You might also look for the lowest level in the DOM tree and figure out which of those elements is the largest, but that wouldn't work well on poorly written pages, as the dom tree is often broken on such pages. If you end up using this, I'd come up with some way to see if the browser has entered quirks mode before trying it.
You might also try using several of these checks, then coming up with a metric for deciding which is best. For example, still try to use my second option above, but give it's result a lower "rating" if the browser would enter quirks mode normally. Going with this would obviously impact performance.
I think a very effective algorithm for this might be, "Which DIV has the most text in it that contains few links?"
Seldom do ads have more than two or three sentences of text. Look at the right side of this page, for example.
The content area is almost always the area with the greatest width on the page.
I would probably start with Title and anything else in a Head tag, then filter down through heading tags in order (ie h1, h2, h3, etc.)... beyond that, I guess I would go in order, from top to bottom. Depending on how it's styled, it may be a safe bet to assume a page title would have an ID or a unique class.

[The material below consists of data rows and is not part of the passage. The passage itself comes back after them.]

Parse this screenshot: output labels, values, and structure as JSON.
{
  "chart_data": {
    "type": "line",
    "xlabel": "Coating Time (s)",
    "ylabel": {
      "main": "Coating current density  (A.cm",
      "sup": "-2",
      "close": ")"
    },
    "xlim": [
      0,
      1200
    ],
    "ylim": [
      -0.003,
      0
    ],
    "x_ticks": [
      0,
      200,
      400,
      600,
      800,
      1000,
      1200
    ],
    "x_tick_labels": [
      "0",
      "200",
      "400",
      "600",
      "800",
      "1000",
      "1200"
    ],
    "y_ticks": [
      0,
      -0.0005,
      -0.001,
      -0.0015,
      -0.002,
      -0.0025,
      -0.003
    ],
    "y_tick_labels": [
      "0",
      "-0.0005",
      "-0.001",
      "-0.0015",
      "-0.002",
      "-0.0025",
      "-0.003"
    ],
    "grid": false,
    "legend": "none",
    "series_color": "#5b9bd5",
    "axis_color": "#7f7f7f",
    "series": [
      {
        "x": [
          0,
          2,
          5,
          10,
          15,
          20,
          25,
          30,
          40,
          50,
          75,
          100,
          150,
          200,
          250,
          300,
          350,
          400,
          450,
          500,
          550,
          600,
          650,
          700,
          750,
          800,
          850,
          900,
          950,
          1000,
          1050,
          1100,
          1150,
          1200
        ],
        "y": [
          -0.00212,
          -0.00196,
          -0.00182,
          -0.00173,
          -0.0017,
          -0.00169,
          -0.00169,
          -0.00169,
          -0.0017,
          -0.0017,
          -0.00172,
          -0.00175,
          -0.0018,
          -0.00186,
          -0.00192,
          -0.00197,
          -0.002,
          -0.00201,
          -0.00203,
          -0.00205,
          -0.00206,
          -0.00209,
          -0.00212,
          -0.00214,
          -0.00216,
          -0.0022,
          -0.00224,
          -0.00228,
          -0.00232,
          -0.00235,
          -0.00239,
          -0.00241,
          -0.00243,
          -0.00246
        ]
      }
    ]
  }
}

I would look for sentences with punctuation. Menus, headers, footers etc. usually contains seperate words, but not sentences ending containing commas and ending in period or equivalent punctuation.
You could look for the first and last element containing sentences with punctuation, and take everything in between. Headers are a special case since they usually dont have punctuation either, but you can typically recognize them as Hn elements immediately before sentences.
While this is obviously not the answer, I would assume that the important content is located near the center of the styled page and usually consists of several blocks interrupted by headlines and such. The structure itself may be a give-away in the markup, too.
A diff between articles / posts / threads would be a good filter to find out what content distinguishes a particular page (obviously this would have to be augmented to filter out random crap like ads, "quote of the day"s or banners). The structure of the content may be very similar for multiple pages, so don't rely on structural differences too much.
Instapaper does a good job with this. You might want to check Marco Arment's blog for hints about how he did it.
Today most of the news/blogs websites are using a blogging platform.
So i would create a set of rules by which i would search for content.
By example two of the most popular blogging platforms are wordpress and Google Blogspot.
Wordpress posts are marked by:
<div class="entry">
...
</div>
Blogspot posts are marked by:
<div class="post-body">
...
</div>
If the search by css classes fails you could turn to the other solutions, identifying the biggest chunk of text and so on.
As Readability is not available anymore:
If you're only interested in the outcome, you use Readability's successor Mercury, a web service.
If you're interested in some code how this can be done and prefer JavaScript, then there is Mozilla's Readability.js, which is used for Firefox's Reader View.
If you prefer Java, you can take a look at Crux, which does also pretty good job.
Or if Kotlin is more your language, then you can take a look at Readability4J, a port of above's Readability.js.